Morton ridiculed government efforts to bring the refinery’s first phase to completion as “boondoggles” and described government commitments as throwing “good money after bad” through loan guarantees and by providing 50,000 bpd of bitumen feedstock through a royalty-in-kind program.

The Northwest Refinery price tag for its Redwater facility soared from C$5.7 billion in 2013 to C$9.5 billion to achieve only modest current yields of 20,000 bpd of diesel that are forecast to achieve full capacity of 80,000 bpd this summer.

Ian MacGregor, president and chief executive officer of North West Refining, said no decision on proceeding with the second phase of Redwater is expected until the first is fully operational.

Marine fuel switch a factor

However, he has been able to derive some encouragement from the International Maritime Organization, which regulates the global shipping industry and has announced the industry will switch in 2020 to fuel blends that emit less sulphur dioxide.

MacGregor said that development strengthens his argument that more Canadian crude should be refined in Alberta, allowing domestic oil producers to make better use of existing export pipelines by using fewer blending agents to dilute bitumen.
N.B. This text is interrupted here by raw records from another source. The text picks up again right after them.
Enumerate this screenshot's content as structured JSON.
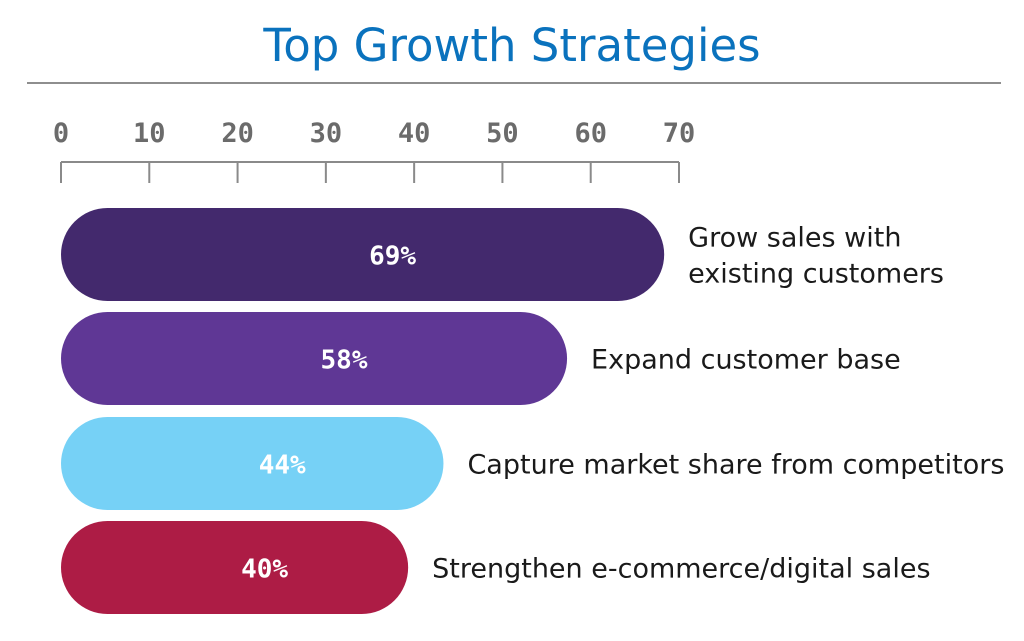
{
  "title": "Top Growth Strategies",
  "chart_data": {
    "type": "bar",
    "orientation": "horizontal",
    "title": "Top Growth Strategies",
    "xlabel": "",
    "ylabel": "",
    "xlim": [
      0,
      70
    ],
    "x_ticks": [
      "0",
      "10",
      "20",
      "30",
      "40",
      "50",
      "60",
      "70"
    ],
    "x_tick_values": [
      0,
      10,
      20,
      30,
      40,
      50,
      60,
      70
    ],
    "grid": false,
    "categories": [
      [
        "Grow sales with",
        "existing customers"
      ],
      [
        "Expand customer base"
      ],
      [
        "Capture market share from competitors"
      ],
      [
        "Strengthen e-commerce/digital sales"
      ]
    ],
    "values": [
      69,
      58,
      44,
      40
    ],
    "value_labels": [
      "69%",
      "58%",
      "44%",
      "40%"
    ],
    "colors": [
      "#43296d",
      "#5f3795",
      "#76d1f6",
      "#ad1c45"
    ]
  }
}
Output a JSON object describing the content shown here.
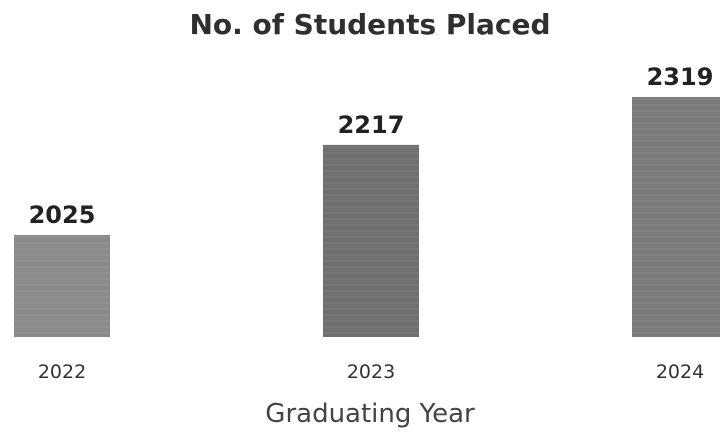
{
  "chart_data": {
    "type": "bar",
    "title": "No. of Students Placed",
    "xlabel": "Graduating Year",
    "ylabel": "",
    "categories": [
      "2022",
      "2023",
      "2024"
    ],
    "values": [
      2025,
      2217,
      2319
    ],
    "data_labels": [
      "2025",
      "2217",
      "2319"
    ],
    "grid": false,
    "legend": "none",
    "bar_colors": [
      "#8a8a8a",
      "#6f6f6f",
      "#7a7a7a"
    ]
  }
}
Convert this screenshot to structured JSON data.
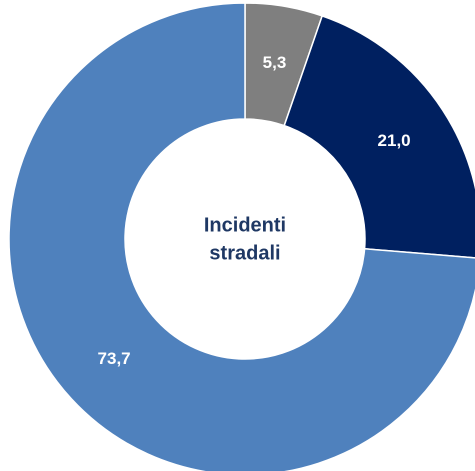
{
  "chart_data": {
    "type": "doughnut",
    "values": [
      5.3,
      21.0,
      73.7
    ],
    "value_labels": [
      "5,3",
      "21,0",
      "73,7"
    ],
    "colors": [
      "#7f7f7f",
      "#002060",
      "#4f81bd"
    ],
    "center_label": [
      "Incidenti",
      "stradali"
    ]
  }
}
He said an indication of “what the future is going to look like” occurred last November when an outage on TransCanada’s existing Keystone pipeline to the U.S. required 8 million barrels of bitumen to be placed in storage.

When “anything goes wrong” with a very long transportation system it immediately depresses the price of raw bitumen in Alberta, whereas refined products would not be penalized to the same extent, MacGregor suggested.

He noted that the precipitous drop in Canadian heavy oil prices over recent years has hurt Alberta’s revenues, whereas oil producers who are sending their bitumen to Redwater are earning an extra C$23 on every barrel after paying fees to the refinery.